Since the onslaught of the Great Recession, the unemployment rate has been dismally high. Now that Congress is moving to reform tax laws for pass-through businesses that can hire in Missouri, it must raise its standards, reduce unemployment and stop accepting childish gridlock as “normal.”
Upon entering office, President Barack Obama and his aides assumed that the unemployment rate would magically fall to 5 percent by the end of his first term.
Unfortunately, in Missouri we are sitting at 6.6 percent. Even worse, the unemployment rate for those in the Show-Me State who stopped looking for work lags at an embarrassing 12.2 percent.
Meanwhile, Missouri’s jobless rate for 18- to 29-year-olds, a group that includes many recent college graduates, lurks beyond 15 percent.
Fixing the tax regime for pass-through businesses presents a major opportunity to drop the disgraceful unemployment rate in Missouri, especially for recent graduates. Pass-through entities, which include partnerships and limited liability companies, account for 95 percent of all businesses and 54 percent of the private sector workforce.
Thanks to the sloppy “fiscal cliff” soap opera, tax rates actually increased for pass-through businesses that have equity holders in the top tax bracket. This increase of 35 percent to 39.6 percent has perpetuated the astronomical unemployment rate.
After all, the 4.6 percent tax increase on business income of $1 million amounts to $46,000, which — if not spent on taxes — could pay the salary of a strong middle-class worker.
Because slow hiring overwhelmingly harms those with less work experience and fewer industry contacts (i.e. recent graduates), this tax increase has guaranteed double-digit unemployment numbers for Missourians under 30 unless members of Congress work together to create an offsetting incentive to hire.
In their book “Getting to Yes: Negotiating Agreement Without Giving In,” Roger Fisher, Bruce Patton and William Ury of the Harvard Negotiation Project argue that navigating through gridlock requires that both sides avoid bargaining over positions.
Positional bargaining, as we saw during the “fiscal cliff” standoff, occurs when two sides close-mindedly demand what they want and refuse to consider any reasonable alternatives.
Instead of looking at positions alone, the method endorsed in “Getting to Yes” focuses on the interests that underlie one’s position.
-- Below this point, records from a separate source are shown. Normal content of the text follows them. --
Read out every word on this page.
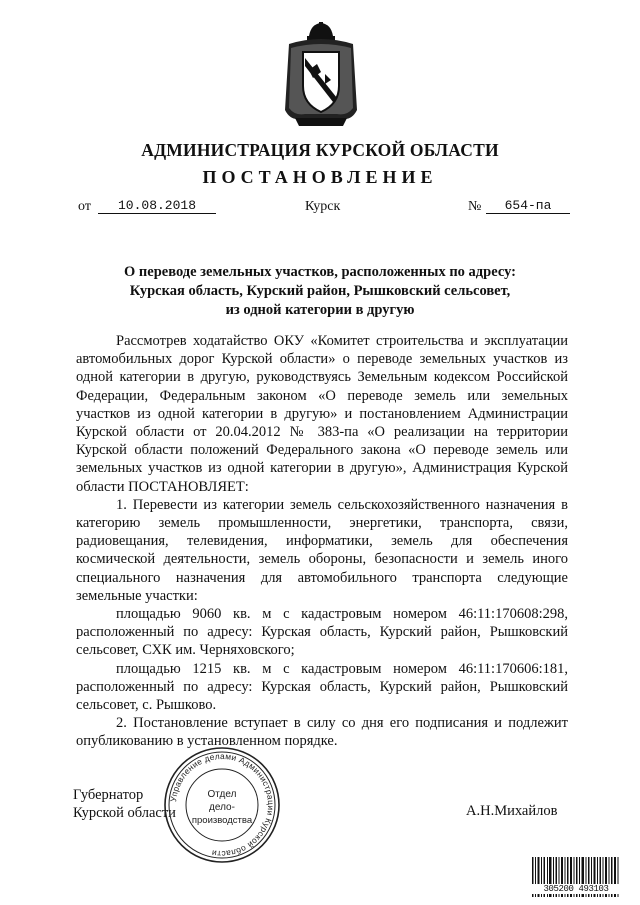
АДМИНИСТРАЦИЯ КУРСКОЙ ОБЛАСТИ
ПОСТАНОВЛЕНИЕ
от	10.08.2018	Курск	№	654-па
О переводе земельных участков, расположенных по адресу:
Курская область, Курский район, Рышковский сельсовет,
из одной категории в другую

Рассмотрев ходатайство ОКУ «Комитет строительства и эксплуатации автомобильных дорог Курской области» о переводе земельных участков из одной категории в другую, руководствуясь Земельным кодексом Российской Федерации, Федеральным законом «О переводе земель или земельных участков из одной категории в другую» и постановлением Администрации Курской области от 20.04.2012 № 383-па «О реализации на территории Курской области положений Федерального закона «О переводе земель или земельных участков из одной категории в другую», Администрация Курской области ПОСТАНОВЛЯЕТ:

1. Перевести из категории земель сельскохозяйственного назначения в категорию земель промышленности, энергетики, транспорта, связи, радиовещания, телевидения, информатики, земель для обеспечения космической деятельности, земель обороны, безопасности и земель иного специального назначения для автомобильного транспорта следующие земельные участки:

площадью 9060 кв. м с кадастровым номером 46:11:170608:298, расположенный по адресу: Курская область, Курский район, Рышковский сельсовет, СХК им. Черняховского;

площадью 1215 кв. м с кадастровым номером 46:11:170606:181, расположенный по адресу: Курская область, Курский район, Рышковский сельсовет, с. Рышково.

2. Постановление вступает в силу со дня его подписания и подлежит опубликованию в установленном порядке.

Губернатор
Курской области	А.Н.Михайлов
Управление делами Администрации Курской области
Отдел
дело-
производства
305200 493103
By not emphasizing what each side wants, but by concentrating on why they want it, both sides are better prepared to consider innovative ways to obtain that interest.
Congress must pursue an interest-based solution that encourages pass-through businesses to hire by giving them an option to essentially keep the 35 percent rate.
To accomplish this, Congress needs to establish a tax credit that is capped at the lesser of new employees’ salaries or 4.6 percent of the employer’s taxable income in the top marginal tax bracket. This legislation should:
- Ensure that the new employees were part-time or unemployed just prior to hiring;
- Pay the credit pro-rata according to the new employees’ period of employment during each taxable year to incentivize retention; and
- Expire at the end of 2014, at which time Congress can consider renewing it or gradually phasing it out, depending on the unemployment rate at the time.
This tax credit for pass-through businesses that hire would raise revenue by getting the new employees off government assistance, while preventing new graduates from ever relying on it, and allow them to become contributing taxpayers.
Meanwhile, non-hiring pass-through businesses with equity holders in the top bracket can help provide revenue to reduce the deficit by paying the higher 39.6 percent rate. Pass-through businesses with no equity holders in the top bracket are unaffected because they were not hit with an increase in their marginal tax rates this year.
Thus, this tax credit would successfully reconcile the interests of spurring job growth, creating opportunities for new graduates, paying down the deficit, and ensuring that the wealthy pay their “fair share.”
Although compromise is never easy, it is now necessary because neither party has enough leverage to strong-arm the other. Our new tax laws will perpetuate high unemployment rates in Missouri unless both parties work together to smooth over the detrimental kinks.
If Republicans and Democrats fail to raise their standards, then so will the next generation of Missouri college graduates who are tragically coming to accept the unemployment line as “normal.”
Daniel C. Willingham is an attorney at Husch Blackwell in St. Louis.